Allocation management at PNNL seems to be a lot more straightforward than at NERSC.
I was surprised to see that Franklin is about 4 times slower than EMSL's MPP2 for computational chemistry runs.
The NIH "helix" cluster team offers the "swarm" command. It is a wrapper to "embarrassingly parallel" PBS jobs, so that the user does not have to known anything about processor configurations. All these options (cput, ppn, ncpus etc.) are "behind the scenes" automatically generated such that the cluster is being used in the most efficient way (no empty cores on a node for example.) This makes parallel processing unbelievably easy, one simply specifies the commands that have to be executed. I was so enthusiastic about the swarm command that I contacted the NIH team about where they obtained this program. I was being answered that they developed it in-house, but it is freely available. Maybe it could be interesting for NERSC to contact the NIH "helix" cluster team about this extremely helpful program.
Coming from Virginia Tech with System X, I was able to submit a job and have it run to completion, whether it took 2 hours or 2 weeks.
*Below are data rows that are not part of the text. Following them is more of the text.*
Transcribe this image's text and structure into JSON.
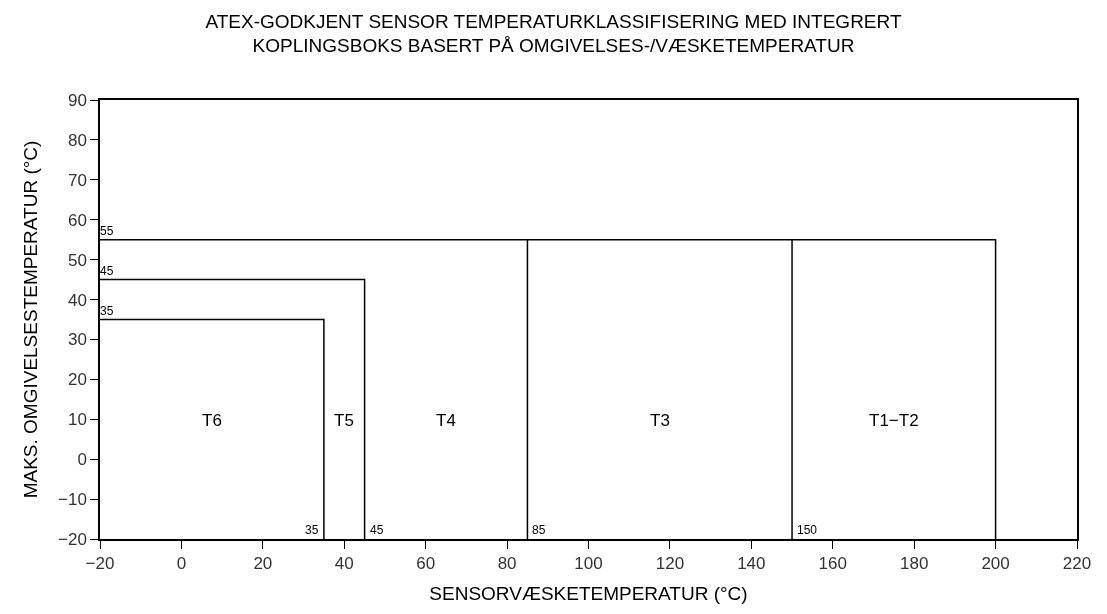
{
  "chart_data": {
    "type": "line",
    "title": "ATEX-GODKJENT SENSOR TEMPERATURKLASSIFISERING MED INTEGRERT\nKOPLINGSBOKS BASERT PÅ OMGIVELSES-/VÆSKETEMPERATUR",
    "xlabel": "SENSORVÆSKETEMPERATUR (°C)",
    "ylabel": "MAKS. OMGIVELSESTEMPERATUR (°C)",
    "series": [
      {
        "color": "#000000",
        "x": [
          -20,
          35,
          35
        ],
        "values": [
          35,
          35,
          -20
        ]
      },
      {
        "color": "#000000",
        "x": [
          -20,
          45,
          45
        ],
        "values": [
          45,
          45,
          -20
        ]
      },
      {
        "color": "#000000",
        "x": [
          -20,
          200,
          200
        ],
        "values": [
          55,
          55,
          -20
        ]
      },
      {
        "color": "#000000",
        "x": [
          85,
          85
        ],
        "values": [
          55,
          -20
        ]
      },
      {
        "color": "#000000",
        "x": [
          150,
          150
        ],
        "values": [
          55,
          -20
        ]
      }
    ],
    "xlim": [
      -20,
      220
    ],
    "ylim": [
      -20,
      90
    ],
    "xticks": [
      {
        "value": -20,
        "label": "−20"
      },
      0,
      20,
      40,
      60,
      80,
      100,
      120,
      140,
      160,
      180,
      200,
      220
    ],
    "yticks": [
      {
        "value": -20,
        "label": "−20"
      },
      {
        "value": -10,
        "label": "−10"
      },
      0,
      10,
      20,
      30,
      40,
      50,
      60,
      70,
      80,
      90
    ],
    "annotations": [
      {
        "text": "35",
        "x": 35,
        "y": -20
      },
      {
        "text": "45",
        "x": 45,
        "y": -20
      },
      {
        "text": "85",
        "x": 85,
        "y": -20
      },
      {
        "text": "150",
        "x": 150,
        "y": -20
      },
      {
        "text": "35",
        "x": -20,
        "y": 35
      },
      {
        "text": "45",
        "x": -20,
        "y": 45
      },
      {
        "text": "55",
        "x": -20,
        "y": 55
      },
      "T6",
      "T5",
      "T4",
      "T3",
      "T1−T2"
    ],
    "marker": "none",
    "line_style": "solid"
  }
}
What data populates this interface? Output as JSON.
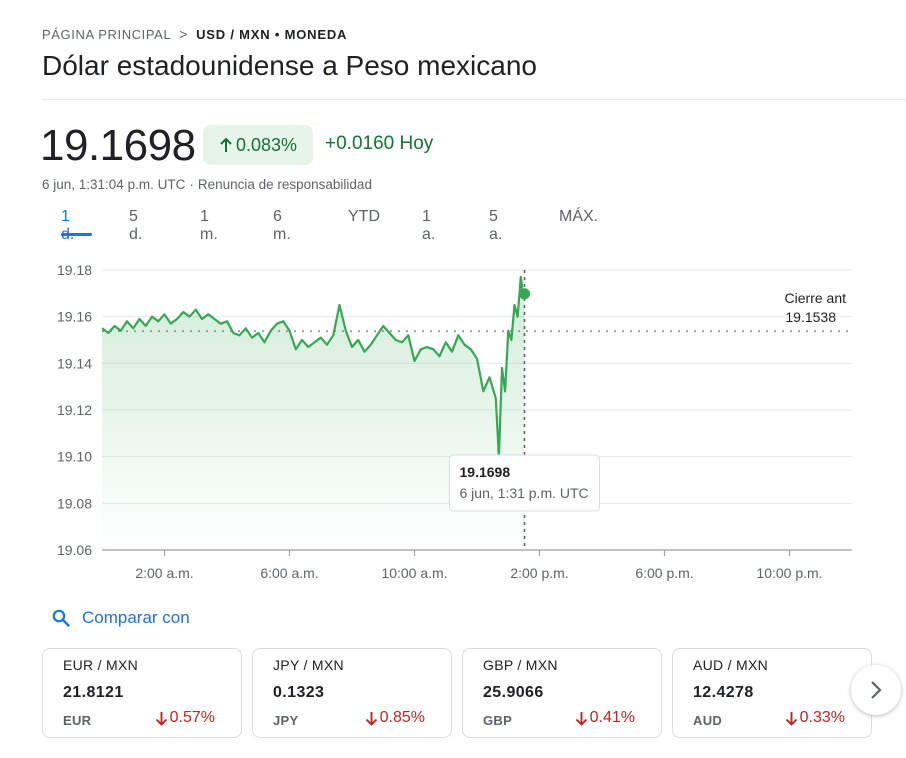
{
  "breadcrumb": {
    "home": "PÁGINA PRINCIPAL",
    "separator": ">",
    "current": "USD / MXN • MONEDA"
  },
  "title": "Dólar estadounidense a Peso mexicano",
  "quote": {
    "price": "19.1698",
    "change_pct": "0.083%",
    "change_abs": "+0.0160 Hoy",
    "timestamp": "6 jun, 1:31:04 p.m. UTC",
    "meta_separator": "·",
    "disclaimer": "Renuncia de responsabilidad"
  },
  "ranges": {
    "active": "1 d.",
    "items": [
      "1 d.",
      "5 d.",
      "1 m.",
      "6 m.",
      "YTD",
      "1 a.",
      "5 a.",
      "MÁX."
    ]
  },
  "compare_label": "Comparar con",
  "colors": {
    "up_green": "#137333",
    "line_green": "#34a853",
    "down_red": "#c5221f",
    "accent_blue": "#1a73e8",
    "chip_bg": "#e6f4ea"
  },
  "icons": {
    "breadcrumb_separator": "chevron-right-icon",
    "change_up": "arrow-up-icon",
    "compare": "search-icon",
    "change_down": "arrow-down-icon",
    "next": "chevron-right-icon"
  },
  "chart_data": {
    "type": "line",
    "y_tick_labels": [
      "19.18",
      "19.16",
      "19.14",
      "19.12",
      "19.10",
      "19.08",
      "19.06"
    ],
    "ylim": [
      19.06,
      19.18
    ],
    "x_tick_labels": [
      "2:00 a.m.",
      "6:00 a.m.",
      "10:00 a.m.",
      "2:00 p.m.",
      "6:00 p.m.",
      "10:00 p.m."
    ],
    "x_tick_hours": [
      2,
      6,
      10,
      14,
      18,
      22
    ],
    "xlim_hours": [
      0,
      24
    ],
    "grid": true,
    "previous_close": {
      "label": "Cierre ant",
      "value": "19.1538",
      "y": 19.1538
    },
    "tooltip": {
      "value": "19.1698",
      "time": "6 jun, 1:31 p.m. UTC",
      "x": 13.52
    },
    "series": [
      {
        "x": [
          0.0,
          0.2,
          0.4,
          0.6,
          0.8,
          1.0,
          1.2,
          1.4,
          1.6,
          1.8,
          2.0,
          2.2,
          2.4,
          2.6,
          2.8,
          3.0,
          3.2,
          3.4,
          3.6,
          3.8,
          4.0,
          4.2,
          4.4,
          4.6,
          4.8,
          5.0,
          5.2,
          5.4,
          5.6,
          5.8,
          6.0,
          6.2,
          6.4,
          6.6,
          6.8,
          7.0,
          7.2,
          7.4,
          7.6,
          7.8,
          8.0,
          8.2,
          8.4,
          8.6,
          8.8,
          9.0,
          9.2,
          9.4,
          9.6,
          9.8,
          10.0,
          10.2,
          10.4,
          10.6,
          10.8,
          11.0,
          11.2,
          11.4,
          11.6,
          11.8,
          12.0,
          12.2,
          12.4,
          12.6,
          12.7,
          12.8,
          12.9,
          13.0,
          13.1,
          13.2,
          13.3,
          13.4,
          13.45,
          13.52
        ],
        "values": [
          19.155,
          19.153,
          19.156,
          19.154,
          19.158,
          19.155,
          19.159,
          19.156,
          19.16,
          19.158,
          19.161,
          19.157,
          19.159,
          19.162,
          19.16,
          19.163,
          19.159,
          19.161,
          19.159,
          19.157,
          19.158,
          19.153,
          19.152,
          19.155,
          19.151,
          19.153,
          19.149,
          19.154,
          19.157,
          19.158,
          19.154,
          19.146,
          19.15,
          19.147,
          19.149,
          19.151,
          19.148,
          19.152,
          19.165,
          19.154,
          19.147,
          19.15,
          19.145,
          19.148,
          19.152,
          19.156,
          19.153,
          19.15,
          19.149,
          19.152,
          19.141,
          19.146,
          19.147,
          19.146,
          19.143,
          19.149,
          19.145,
          19.152,
          19.148,
          19.146,
          19.142,
          19.128,
          19.134,
          19.125,
          19.1,
          19.138,
          19.128,
          19.154,
          19.15,
          19.165,
          19.16,
          19.177,
          19.172,
          19.1698
        ]
      }
    ]
  },
  "cards": [
    {
      "pair": "EUR / MXN",
      "value": "21.8121",
      "currency": "EUR",
      "change": "0.57%"
    },
    {
      "pair": "JPY / MXN",
      "value": "0.1323",
      "currency": "JPY",
      "change": "0.85%"
    },
    {
      "pair": "GBP / MXN",
      "value": "25.9066",
      "currency": "GBP",
      "change": "0.41%"
    },
    {
      "pair": "AUD / MXN",
      "value": "12.4278",
      "currency": "AUD",
      "change": "0.33%"
    }
  ]
}
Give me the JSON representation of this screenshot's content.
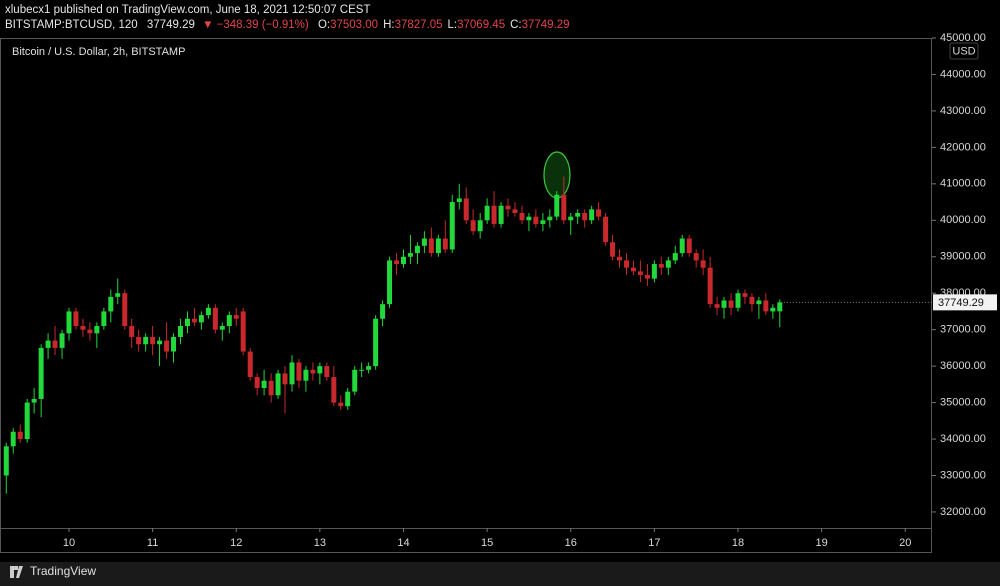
{
  "header": {
    "published": "xlubecx1 published on TradingView.com, June 18, 2021 12:50:07 CEST",
    "symbol": "BITSTAMP:BTCUSD, 120",
    "last": "37749.29",
    "change": "▼ −348.39 (−0.91%)",
    "ohlc": [
      {
        "label": "O:",
        "value": "37503.00"
      },
      {
        "label": "H:",
        "value": "37827.05"
      },
      {
        "label": "L:",
        "value": "37069.45"
      },
      {
        "label": "C:",
        "value": "37749.29"
      }
    ]
  },
  "footer": {
    "brand": "TradingView"
  },
  "chart_data": {
    "type": "candlestick",
    "title": "Bitcoin / U.S. Dollar, 2h, BITSTAMP",
    "y_unit": "USD",
    "up_color": "#22d83a",
    "down_color": "#c9282d",
    "grid": false,
    "x": [
      9.25,
      9.333,
      9.417,
      9.5,
      9.583,
      9.667,
      9.75,
      9.833,
      9.917,
      10,
      10.083,
      10.167,
      10.25,
      10.333,
      10.417,
      10.5,
      10.583,
      10.667,
      10.75,
      10.833,
      10.917,
      11,
      11.083,
      11.167,
      11.25,
      11.333,
      11.417,
      11.5,
      11.583,
      11.667,
      11.75,
      11.833,
      11.917,
      12,
      12.083,
      12.167,
      12.25,
      12.333,
      12.417,
      12.5,
      12.583,
      12.667,
      12.75,
      12.833,
      12.917,
      13,
      13.083,
      13.167,
      13.25,
      13.333,
      13.417,
      13.5,
      13.583,
      13.667,
      13.75,
      13.833,
      13.917,
      14,
      14.083,
      14.167,
      14.25,
      14.333,
      14.417,
      14.5,
      14.583,
      14.667,
      14.75,
      14.833,
      14.917,
      15,
      15.083,
      15.167,
      15.25,
      15.333,
      15.417,
      15.5,
      15.583,
      15.667,
      15.75,
      15.833,
      15.917,
      16,
      16.083,
      16.167,
      16.25,
      16.333,
      16.417,
      16.5,
      16.583,
      16.667,
      16.75,
      16.833,
      16.917,
      17,
      17.083,
      17.167,
      17.25,
      17.333,
      17.417,
      17.5,
      17.583,
      17.667,
      17.75,
      17.833,
      17.917,
      18,
      18.083,
      18.167,
      18.25,
      18.333,
      18.417,
      18.5
    ],
    "open": [
      33000,
      33800,
      34200,
      34000,
      35000,
      35100,
      36500,
      36700,
      36500,
      36900,
      37500,
      37100,
      37000,
      36900,
      37100,
      37500,
      37900,
      38000,
      37100,
      36800,
      36600,
      36800,
      36600,
      36700,
      36400,
      36800,
      37100,
      37300,
      37200,
      37400,
      37600,
      37000,
      37100,
      37400,
      37500,
      36400,
      35700,
      35400,
      35600,
      35200,
      35800,
      35500,
      36100,
      35600,
      35900,
      35800,
      36000,
      35700,
      35000,
      34900,
      35300,
      35900,
      35900,
      36000,
      37300,
      37700,
      38900,
      38800,
      39000,
      39100,
      39300,
      39500,
      39100,
      39500,
      39200,
      40500,
      40600,
      40000,
      39700,
      40000,
      40400,
      39900,
      40400,
      40300,
      40200,
      40000,
      40100,
      39900,
      40000,
      40100,
      40700,
      40000,
      40100,
      40200,
      40000,
      40300,
      40100,
      39400,
      39000,
      38900,
      38700,
      38600,
      38500,
      38400,
      38800,
      38700,
      38900,
      39100,
      39500,
      39100,
      38900,
      38700,
      37700,
      37600,
      37800,
      37600,
      38000,
      37900,
      37700,
      37800,
      37500,
      37503
    ],
    "high": [
      33900,
      34300,
      34400,
      35100,
      35400,
      36600,
      36900,
      37100,
      37000,
      37600,
      37600,
      37300,
      37200,
      37200,
      37600,
      38100,
      38400,
      38100,
      37300,
      37000,
      36900,
      37100,
      36800,
      37200,
      36900,
      37300,
      37500,
      37600,
      37500,
      37700,
      37700,
      37200,
      37500,
      37600,
      37600,
      36500,
      35800,
      35900,
      35800,
      35900,
      36000,
      36300,
      36200,
      36000,
      36100,
      36100,
      36100,
      36000,
      35200,
      35400,
      36000,
      36100,
      36100,
      37400,
      37800,
      39000,
      39100,
      39200,
      39600,
      39400,
      39700,
      39800,
      39600,
      40000,
      40700,
      41000,
      40900,
      40300,
      40200,
      40600,
      40800,
      40500,
      40600,
      40500,
      40400,
      40200,
      40300,
      40200,
      40300,
      40800,
      41200,
      40200,
      40300,
      40300,
      40400,
      40500,
      40200,
      39600,
      39200,
      39100,
      38900,
      38900,
      38800,
      38900,
      39000,
      39000,
      39300,
      39600,
      39600,
      39200,
      39200,
      39000,
      37900,
      37900,
      38000,
      38100,
      38100,
      38000,
      37900,
      38000,
      37700,
      37827.05
    ],
    "low": [
      32500,
      33600,
      33900,
      33900,
      34700,
      34600,
      36200,
      36300,
      36200,
      36700,
      37000,
      36800,
      36700,
      36500,
      37000,
      37200,
      37700,
      37000,
      36500,
      36400,
      36400,
      36300,
      36000,
      36200,
      36100,
      36600,
      36900,
      37100,
      37000,
      37300,
      36900,
      36700,
      36900,
      37100,
      36300,
      35600,
      35200,
      35200,
      35000,
      35100,
      34700,
      35300,
      35400,
      35300,
      35600,
      35500,
      35600,
      34900,
      34800,
      34800,
      35200,
      35700,
      35800,
      35900,
      37100,
      37600,
      38500,
      38700,
      38800,
      38800,
      39100,
      39000,
      39000,
      39100,
      39100,
      40300,
      39900,
      39600,
      39500,
      39900,
      39800,
      39800,
      40100,
      40100,
      39900,
      39700,
      39800,
      39700,
      39800,
      40000,
      39900,
      39600,
      39900,
      39800,
      39900,
      40000,
      39300,
      38900,
      38700,
      38500,
      38500,
      38300,
      38200,
      38300,
      38500,
      38500,
      38800,
      39000,
      39000,
      38700,
      38500,
      37600,
      37400,
      37300,
      37400,
      37500,
      37700,
      37500,
      37300,
      37400,
      37300,
      37069.45
    ],
    "close": [
      33800,
      34200,
      34000,
      35000,
      35100,
      36500,
      36700,
      36500,
      36900,
      37500,
      37100,
      37000,
      36900,
      37100,
      37500,
      37900,
      38000,
      37100,
      36800,
      36600,
      36800,
      36600,
      36700,
      36400,
      36800,
      37100,
      37300,
      37200,
      37400,
      37600,
      37000,
      37100,
      37400,
      37300,
      36400,
      35700,
      35400,
      35600,
      35200,
      35800,
      35500,
      36100,
      35600,
      35900,
      35800,
      36000,
      35700,
      35000,
      34900,
      35300,
      35900,
      35900,
      36000,
      37300,
      37700,
      38900,
      38800,
      39000,
      39100,
      39300,
      39500,
      39100,
      39500,
      39200,
      40500,
      40600,
      40000,
      39700,
      40000,
      40400,
      39900,
      40400,
      40300,
      40200,
      40000,
      40100,
      39900,
      40000,
      40100,
      40700,
      40000,
      40100,
      40200,
      40000,
      40300,
      40100,
      39400,
      39000,
      38900,
      38700,
      38600,
      38500,
      38400,
      38800,
      38700,
      38900,
      39100,
      39500,
      39100,
      38900,
      38700,
      37700,
      37600,
      37800,
      37600,
      38000,
      37900,
      37700,
      37800,
      37500,
      37600,
      37749.29
    ],
    "xlim": [
      9.175,
      20.32
    ],
    "xticks": [
      10,
      11,
      12,
      13,
      14,
      15,
      16,
      17,
      18,
      19,
      20
    ],
    "ylim": [
      31560,
      45000
    ],
    "yticks": [
      {
        "value": 32000,
        "label": "32000.00"
      },
      {
        "value": 33000,
        "label": "33000.00"
      },
      {
        "value": 34000,
        "label": "34000.00"
      },
      {
        "value": 35000,
        "label": "35000.00"
      },
      {
        "value": 36000,
        "label": "36000.00"
      },
      {
        "value": 37000,
        "label": "37000.00"
      },
      {
        "value": 38000,
        "label": "38000.00"
      },
      {
        "value": 39000,
        "label": "39000.00"
      },
      {
        "value": 40000,
        "label": "40000.00"
      },
      {
        "value": 41000,
        "label": "41000.00"
      },
      {
        "value": 42000,
        "label": "42000.00"
      },
      {
        "value": 43000,
        "label": "43000.00"
      },
      {
        "value": 44000,
        "label": "44000.00"
      },
      {
        "value": 45000,
        "label": "45000.00"
      }
    ]
  }
}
I have also used DOD HPCMP resources. They tend to update their hardware more often than NERSC.
teragrid has a better web portal
NERSC seems to have stricter rules, more bureaucracy, and less flexibility.
BNL-RCF/ACF commits staff to aspects of distributed data storage, such as dcache and xrootd. If PDSF is to remain a functional facility, in particular xrootd will need active NERSC support.
I have used the Minnesota Supercomputing Institute. In my opinion, their support and help staff was better and friendlier.
- No comparison made: 7 responses
I have not used any other major center like NERCS
The other centers we use are more geared to our largest-scale production runs. We are part of an INCITE award at ARGONNE and ORNL. We are also part of an LLNL Grand Challenge award.
Other than NERSC, I have experience with only the LCRC at ANL, though the extent of my use thus far doesn't really give me much to really compare the two.
I have almost only used NERSC for my computation needs.